Blackberry and Raspberry-Rose leafhopper

Edwardsiana rosae

Pest description and crop damage Most commercial caneberry species, and native Rubus species like thimbleberry, are attacked. Adult leafhoppers are slender, yellowish-white, and about 3 mm long with folded wings. The nymphs are small, pale white, have long antennae, pink to reddish eyes, and move quickly when disturbed. Superficially, they appear similar to whiteflies. Both nymphs and adults feed on the underside of the leaves, causing whitish spots on the upper leaf surface. Heavy infestations cause the leaves to become mottled and, in hot weather, to wither and curl. Large populations can delay or inhibit fruit ripening, and feeding directly on the fruit results in dead or undeveloped drupelets. Also, the insects may deposit honeydew on the fruit, which lowers quality.

Biology and life history This insect overwinters as eggs within caneberry or rose canes. The eggs hatch in spring, and the nymphs are found on lower leaf surfaces in April and May. After 3-4 weeks, they become winged adults. Adults can migrate and lay eggs from June through September.
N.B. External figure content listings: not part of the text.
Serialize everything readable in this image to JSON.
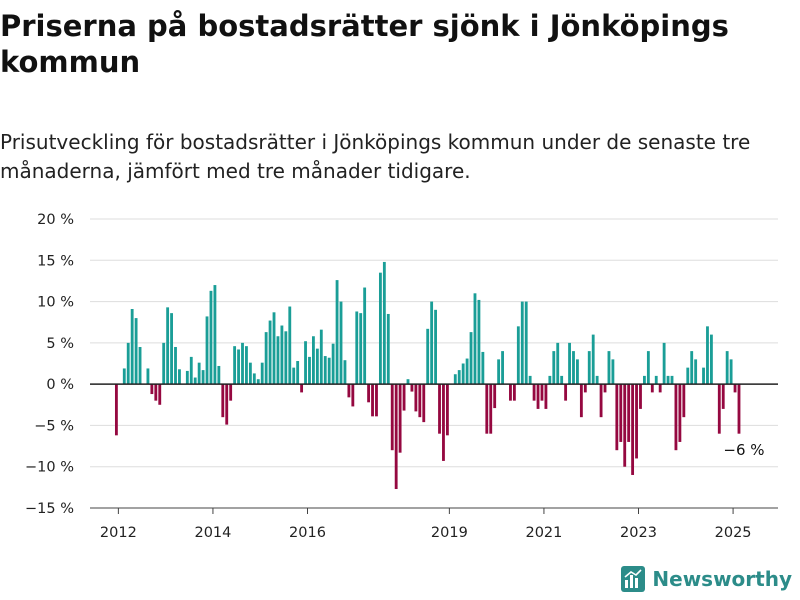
{
  "title": "Priserna på bostadsrätter sjönk i Jönköpings kommun",
  "subtitle": "Prisutveckling för bostadsrätter i Jönköpings kommun under de senaste tre månaderna, jämfört med tre månader tidigare.",
  "brand": {
    "name": "Newsworthy",
    "color": "#2c8c89"
  },
  "colors": {
    "positive": "#1a9e97",
    "negative": "#950840",
    "grid": "#dddddd",
    "zero_line": "#222222"
  },
  "chart_data": {
    "type": "bar",
    "unit": "%",
    "ylim": [
      -15,
      20
    ],
    "y_ticks": [
      -15,
      -10,
      -5,
      0,
      5,
      10,
      15,
      20
    ],
    "y_tick_labels": [
      "−15 %",
      "−10 %",
      "−5 %",
      "0 %",
      "5 %",
      "10 %",
      "15 %",
      "20 %"
    ],
    "x_ticks": [
      2012,
      2014,
      2016,
      2019,
      2021,
      2023,
      2025
    ],
    "grid": true,
    "annotation": {
      "text": "−6 %",
      "value": -6
    },
    "series": [
      {
        "period": "2011-12",
        "value": -6.2
      },
      {
        "period": "2012-02",
        "value": 1.9
      },
      {
        "period": "2012-03",
        "value": 5.0
      },
      {
        "period": "2012-04",
        "value": 9.1
      },
      {
        "period": "2012-05",
        "value": 8.0
      },
      {
        "period": "2012-06",
        "value": 4.5
      },
      {
        "period": "2012-08",
        "value": 1.9
      },
      {
        "period": "2012-09",
        "value": -1.2
      },
      {
        "period": "2012-10",
        "value": -2.0
      },
      {
        "period": "2012-11",
        "value": -2.5
      },
      {
        "period": "2012-12",
        "value": 5.0
      },
      {
        "period": "2013-01",
        "value": 9.3
      },
      {
        "period": "2013-02",
        "value": 8.6
      },
      {
        "period": "2013-03",
        "value": 4.5
      },
      {
        "period": "2013-04",
        "value": 1.8
      },
      {
        "period": "2013-06",
        "value": 1.6
      },
      {
        "period": "2013-07",
        "value": 3.3
      },
      {
        "period": "2013-08",
        "value": 0.8
      },
      {
        "period": "2013-09",
        "value": 2.6
      },
      {
        "period": "2013-10",
        "value": 1.7
      },
      {
        "period": "2013-11",
        "value": 8.2
      },
      {
        "period": "2013-12",
        "value": 11.3
      },
      {
        "period": "2014-01",
        "value": 12.0
      },
      {
        "period": "2014-02",
        "value": 2.2
      },
      {
        "period": "2014-03",
        "value": -4.0
      },
      {
        "period": "2014-04",
        "value": -4.9
      },
      {
        "period": "2014-05",
        "value": -2.0
      },
      {
        "period": "2014-06",
        "value": 4.6
      },
      {
        "period": "2014-07",
        "value": 4.2
      },
      {
        "period": "2014-08",
        "value": 5.0
      },
      {
        "period": "2014-09",
        "value": 4.6
      },
      {
        "period": "2014-10",
        "value": 2.6
      },
      {
        "period": "2014-11",
        "value": 1.3
      },
      {
        "period": "2014-12",
        "value": 0.6
      },
      {
        "period": "2015-01",
        "value": 2.6
      },
      {
        "period": "2015-02",
        "value": 6.3
      },
      {
        "period": "2015-03",
        "value": 7.7
      },
      {
        "period": "2015-04",
        "value": 8.7
      },
      {
        "period": "2015-05",
        "value": 5.8
      },
      {
        "period": "2015-06",
        "value": 7.1
      },
      {
        "period": "2015-07",
        "value": 6.4
      },
      {
        "period": "2015-08",
        "value": 9.4
      },
      {
        "period": "2015-09",
        "value": 2.0
      },
      {
        "period": "2015-10",
        "value": 2.8
      },
      {
        "period": "2015-11",
        "value": -1.0
      },
      {
        "period": "2015-12",
        "value": 5.2
      },
      {
        "period": "2016-01",
        "value": 3.3
      },
      {
        "period": "2016-02",
        "value": 5.8
      },
      {
        "period": "2016-03",
        "value": 4.3
      },
      {
        "period": "2016-04",
        "value": 6.6
      },
      {
        "period": "2016-05",
        "value": 3.4
      },
      {
        "period": "2016-06",
        "value": 3.2
      },
      {
        "period": "2016-07",
        "value": 4.9
      },
      {
        "period": "2016-08",
        "value": 12.6
      },
      {
        "period": "2016-09",
        "value": 10.0
      },
      {
        "period": "2016-10",
        "value": 2.9
      },
      {
        "period": "2016-11",
        "value": -1.6
      },
      {
        "period": "2016-12",
        "value": -2.7
      },
      {
        "period": "2017-01",
        "value": 8.8
      },
      {
        "period": "2017-02",
        "value": 8.6
      },
      {
        "period": "2017-03",
        "value": 11.7
      },
      {
        "period": "2017-04",
        "value": -2.2
      },
      {
        "period": "2017-05",
        "value": -3.9
      },
      {
        "period": "2017-06",
        "value": -3.9
      },
      {
        "period": "2017-07",
        "value": 13.5
      },
      {
        "period": "2017-08",
        "value": 14.8
      },
      {
        "period": "2017-09",
        "value": 8.5
      },
      {
        "period": "2017-10",
        "value": -8.0
      },
      {
        "period": "2017-11",
        "value": -12.7
      },
      {
        "period": "2017-12",
        "value": -8.3
      },
      {
        "period": "2018-01",
        "value": -3.2
      },
      {
        "period": "2018-02",
        "value": 0.6
      },
      {
        "period": "2018-03",
        "value": -0.9
      },
      {
        "period": "2018-04",
        "value": -3.3
      },
      {
        "period": "2018-05",
        "value": -4.0
      },
      {
        "period": "2018-06",
        "value": -4.6
      },
      {
        "period": "2018-07",
        "value": 6.7
      },
      {
        "period": "2018-08",
        "value": 10.0
      },
      {
        "period": "2018-09",
        "value": 9.0
      },
      {
        "period": "2018-10",
        "value": -6.0
      },
      {
        "period": "2018-11",
        "value": -9.3
      },
      {
        "period": "2018-12",
        "value": -6.2
      },
      {
        "period": "2019-02",
        "value": 1.2
      },
      {
        "period": "2019-03",
        "value": 1.7
      },
      {
        "period": "2019-04",
        "value": 2.5
      },
      {
        "period": "2019-05",
        "value": 3.1
      },
      {
        "period": "2019-06",
        "value": 6.3
      },
      {
        "period": "2019-07",
        "value": 11.0
      },
      {
        "period": "2019-08",
        "value": 10.2
      },
      {
        "period": "2019-09",
        "value": 3.9
      },
      {
        "period": "2019-10",
        "value": -6.0
      },
      {
        "period": "2019-11",
        "value": -6.0
      },
      {
        "period": "2019-12",
        "value": -2.9
      },
      {
        "period": "2020-01",
        "value": 3.0
      },
      {
        "period": "2020-02",
        "value": 4.0
      },
      {
        "period": "2020-04",
        "value": -2.0
      },
      {
        "period": "2020-05",
        "value": -2.0
      },
      {
        "period": "2020-06",
        "value": 7.0
      },
      {
        "period": "2020-07",
        "value": 10.0
      },
      {
        "period": "2020-08",
        "value": 10.0
      },
      {
        "period": "2020-09",
        "value": 1.0
      },
      {
        "period": "2020-10",
        "value": -2.0
      },
      {
        "period": "2020-11",
        "value": -3.0
      },
      {
        "period": "2020-12",
        "value": -2.0
      },
      {
        "period": "2021-01",
        "value": -3.0
      },
      {
        "period": "2021-02",
        "value": 1.0
      },
      {
        "period": "2021-03",
        "value": 4.0
      },
      {
        "period": "2021-04",
        "value": 5.0
      },
      {
        "period": "2021-05",
        "value": 1.0
      },
      {
        "period": "2021-06",
        "value": -2.0
      },
      {
        "period": "2021-07",
        "value": 5.0
      },
      {
        "period": "2021-08",
        "value": 4.0
      },
      {
        "period": "2021-09",
        "value": 3.0
      },
      {
        "period": "2021-10",
        "value": -4.0
      },
      {
        "period": "2021-11",
        "value": -1.0
      },
      {
        "period": "2021-12",
        "value": 4.0
      },
      {
        "period": "2022-01",
        "value": 6.0
      },
      {
        "period": "2022-02",
        "value": 1.0
      },
      {
        "period": "2022-03",
        "value": -4.0
      },
      {
        "period": "2022-04",
        "value": -1.0
      },
      {
        "period": "2022-05",
        "value": 4.0
      },
      {
        "period": "2022-06",
        "value": 3.0
      },
      {
        "period": "2022-07",
        "value": -8.0
      },
      {
        "period": "2022-08",
        "value": -7.0
      },
      {
        "period": "2022-09",
        "value": -10.0
      },
      {
        "period": "2022-10",
        "value": -7.0
      },
      {
        "period": "2022-11",
        "value": -11.0
      },
      {
        "period": "2022-12",
        "value": -9.0
      },
      {
        "period": "2023-01",
        "value": -3.0
      },
      {
        "period": "2023-02",
        "value": 1.0
      },
      {
        "period": "2023-03",
        "value": 4.0
      },
      {
        "period": "2023-04",
        "value": -1.0
      },
      {
        "period": "2023-05",
        "value": 1.0
      },
      {
        "period": "2023-06",
        "value": -1.0
      },
      {
        "period": "2023-07",
        "value": 5.0
      },
      {
        "period": "2023-08",
        "value": 1.0
      },
      {
        "period": "2023-09",
        "value": 1.0
      },
      {
        "period": "2023-10",
        "value": -8.0
      },
      {
        "period": "2023-11",
        "value": -7.0
      },
      {
        "period": "2023-12",
        "value": -4.0
      },
      {
        "period": "2024-01",
        "value": 2.0
      },
      {
        "period": "2024-02",
        "value": 4.0
      },
      {
        "period": "2024-03",
        "value": 3.0
      },
      {
        "period": "2024-05",
        "value": 2.0
      },
      {
        "period": "2024-06",
        "value": 7.0
      },
      {
        "period": "2024-07",
        "value": 6.0
      },
      {
        "period": "2024-09",
        "value": -6.0
      },
      {
        "period": "2024-10",
        "value": -3.0
      },
      {
        "period": "2024-11",
        "value": 4.0
      },
      {
        "period": "2024-12",
        "value": 3.0
      },
      {
        "period": "2025-01",
        "value": -1.0
      },
      {
        "period": "2025-02",
        "value": -6.0
      }
    ]
  }
}
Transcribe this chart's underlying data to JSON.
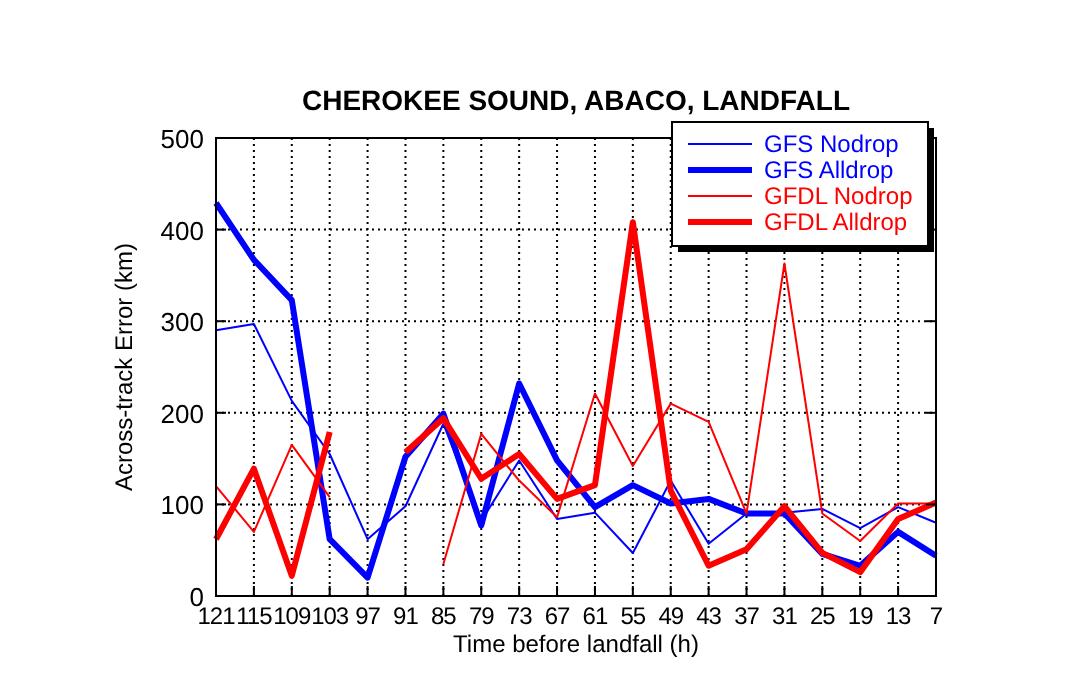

Second generation nymphs appear in late July, and adults from this generation lay the overwintering eggs on canes.

Scouting and thresholds Inspect plants in spring for nymphs or evidence of feeding damage on leaves.

Management-biological control

Parasitic wasps may attack eggs during the summer and fall and help control populations.

Management-chemical control: HOME USE

  • malathion
  • pyrethrins

Management-chemical control: COMMERCIAL USE

Leafhopper damage does not often reach a threshold that necessitates a pesticide application. If large populations are present, pesticides used for aphid control will also control leafhoppers.